What can wine tell us about the world? Plenty, it turns out. It is one of civilization's oldest products. At one time it was a necessity, when food was served rotten and water was where you washed and evacuated. Now it is enjoying a resurgence. It is an agricultural product, and a unique one. You see, vineyards have kept records of temperature, yield, and ripeness-dates for centuries, giving us incredibly precise records that tell us reams about the global environment. It is also a luxury item, particularly at the top end. As such, its sale and purchase can tell us volumes about the global economy.
Today we look at wine, ethanol, and biofuels, and their effect on hunger and the economy.
"If my grandfather could taste what I'm turning into alcohol, he'd turn over in his grave."
The combination of a glut in wine and increased oil prices have led grape growers, and even genuine wine producers, to start turning better and better grades of wine into ethanol.
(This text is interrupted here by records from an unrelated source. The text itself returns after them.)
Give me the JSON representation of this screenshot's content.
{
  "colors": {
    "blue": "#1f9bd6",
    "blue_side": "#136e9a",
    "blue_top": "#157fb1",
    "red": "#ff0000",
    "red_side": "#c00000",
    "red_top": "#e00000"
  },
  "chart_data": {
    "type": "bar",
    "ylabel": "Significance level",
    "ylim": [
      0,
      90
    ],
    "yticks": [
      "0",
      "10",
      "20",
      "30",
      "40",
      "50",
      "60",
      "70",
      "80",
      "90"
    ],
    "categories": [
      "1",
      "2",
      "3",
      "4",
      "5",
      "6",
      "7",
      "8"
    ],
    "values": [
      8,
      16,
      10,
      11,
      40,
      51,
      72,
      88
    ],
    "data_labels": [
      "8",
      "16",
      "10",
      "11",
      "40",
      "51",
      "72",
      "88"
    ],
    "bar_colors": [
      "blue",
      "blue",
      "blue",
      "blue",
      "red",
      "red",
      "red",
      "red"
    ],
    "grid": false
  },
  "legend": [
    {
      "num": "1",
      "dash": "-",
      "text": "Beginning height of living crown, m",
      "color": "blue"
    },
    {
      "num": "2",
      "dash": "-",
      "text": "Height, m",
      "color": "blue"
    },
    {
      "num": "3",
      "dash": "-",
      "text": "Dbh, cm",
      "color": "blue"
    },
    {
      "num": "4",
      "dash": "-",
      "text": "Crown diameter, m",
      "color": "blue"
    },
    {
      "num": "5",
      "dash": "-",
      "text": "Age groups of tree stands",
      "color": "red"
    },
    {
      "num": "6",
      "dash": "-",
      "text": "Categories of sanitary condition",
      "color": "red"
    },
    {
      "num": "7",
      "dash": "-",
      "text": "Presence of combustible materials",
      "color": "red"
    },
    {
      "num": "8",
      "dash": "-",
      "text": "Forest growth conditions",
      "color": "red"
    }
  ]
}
In 2005, French producers turned enough wine to make 133 million bottles into fuel. And the trend continues.
There is so much surplus wine in Europe that the European Union is holding it in vast multi-million gallon wine "lakes." In 2007 it auctioned off 18 million gallons for ethanol production.
Australia, too, is looking to get in on the action, hoping to turn some of its wine into ethanol (though recent droughts, discussed at some length here, might change that).
Good, right? Well, maybe not. The whole purpose is to prop up wine prices, not to create biofuel. It turns out not only that wine is an incredibly expensive and inefficient biofuel, but that biofuel itself might have some hidden problems that were not adequately considered. Not big problems, just little things like crippling inflation and actual starvation.
Let's start this look by giving a well-deserved shout-out to the California wine growers, who had the good sense to look at the whole concept. It takes about 10 gallons of wine to make a gallon of ethanol. Add to that the cost to process it, to transport it, etc., and the need to keep its price competitive with oil (even at $100/bbl), and it becomes cost-prohibitive. It makes more sense, if you can't sell your grapes for wine, to pull them up and grow something else. The only reason Europe is doing it is to subsidize their wine growers.
What else happens, though, when you start making ethanol out of other agricultural products, the ones people actually eat, and the ones that are not in a glut? In particular, what happens when the government subsidizes such production for political reasons, not economic or environmental ones? Let's see, shall we?
Ethanol can be made from lots of different sources. The two big ones these days are corn and sugar. Environmentally, they are simply not competitive. Corn ethanol offers a 0-3% reduction in greenhouse gas emissions. Sugar ethanol offers a 50-70% reduction in the same gasses. Guess which one the United States government subsidizes? If you guessed "corn" you win. Here's another one. Guess which one the United States government hits with a $0.53/gallon import tariff? Yup, sugar. But why?

Have you ever heard the phrase "Big Sugar"? If you haven't, you should Google it. It is one of the most powerful lobbies in the country, controlled by a tiny handful of companies.
Biofuels are contributing to inflation and hunger world-wide. Have you bought a bagel lately? Did you notice how much more it cost than last year? Bakers are paying three times what they paid year ago for flour. Why? Part of the increase is the increased cost of oil, with increased transportation costs. But a bigger part is the move on agricultural land from food production to biofuel production.
Start with a basic food-fact, calories. A calorie is a description of energy calculated in heat:
Any of several approximately equal units of heat, each measured as the quantity of heat required to raise the temperature of 1 gram of water by 1°C from a standard initial temperature, especially from 3.98°C, 14.5°C, or 19.5°C, at 1 atmosphere pressure.
That energy can be used to fuel a car or to fuel a body. How do they correlate?
In agricultural terms, the world appetite for automotive fuel is insatiable. The grain required to fill a 25-gallon SUV gas tank with ethanol will feed one person for a year.
The UN says:
"People are simply being priced out of food markets. . . . We have never before had a situation where aggressive rises in food prices keep pricing our operations out of our reach."
Thirty percent of this year's grain harvest in the United States will go ethanol production. Ten percent will go in Europe. Additionally, the drive to increase biofuel production is leading to increased clearing in the Brazilian rain forest. In Mexico, the bread staple, the tortilla, has doubled in price this year, entirely from diversion of corn from food to biofuel. Wheat prices in Pakistan have doubled. Developing countries find themselves competing with cars and trucks for the very staple of life, bread.
But wait, there's more. You see, increased corn ethanol production is predicted in increase the Gulf of Mexico "Dead Zone":

What is the conclusion? Drink more wine. And on that note, today's Wine Tasting Note:
1997 Chateau Gloria St. JulienColor was medium garnet but slightly cloudy. The scent was very floral, with violet and lilacs, along wtih black fruit and a whiff of nutmeg. Blackcurrants and violets start the palate, followed by black raspberries and then soft tannins. It finished with a hint of bloody meat and black fruit. This was a little thin on the mouth feel, almost watered down. Finish was medium-long.
On the second night this was still floral, with a little unsweetened cocoa joining the blackberries on the nose. The palate still had the same blackberries and violets, but some leather, unsweetened cocoa and hints of tar were there, too. Finish was still medium-long, and the tannins softer.
If you have this, drink it now. It is good, not great, but it's not going to get any better.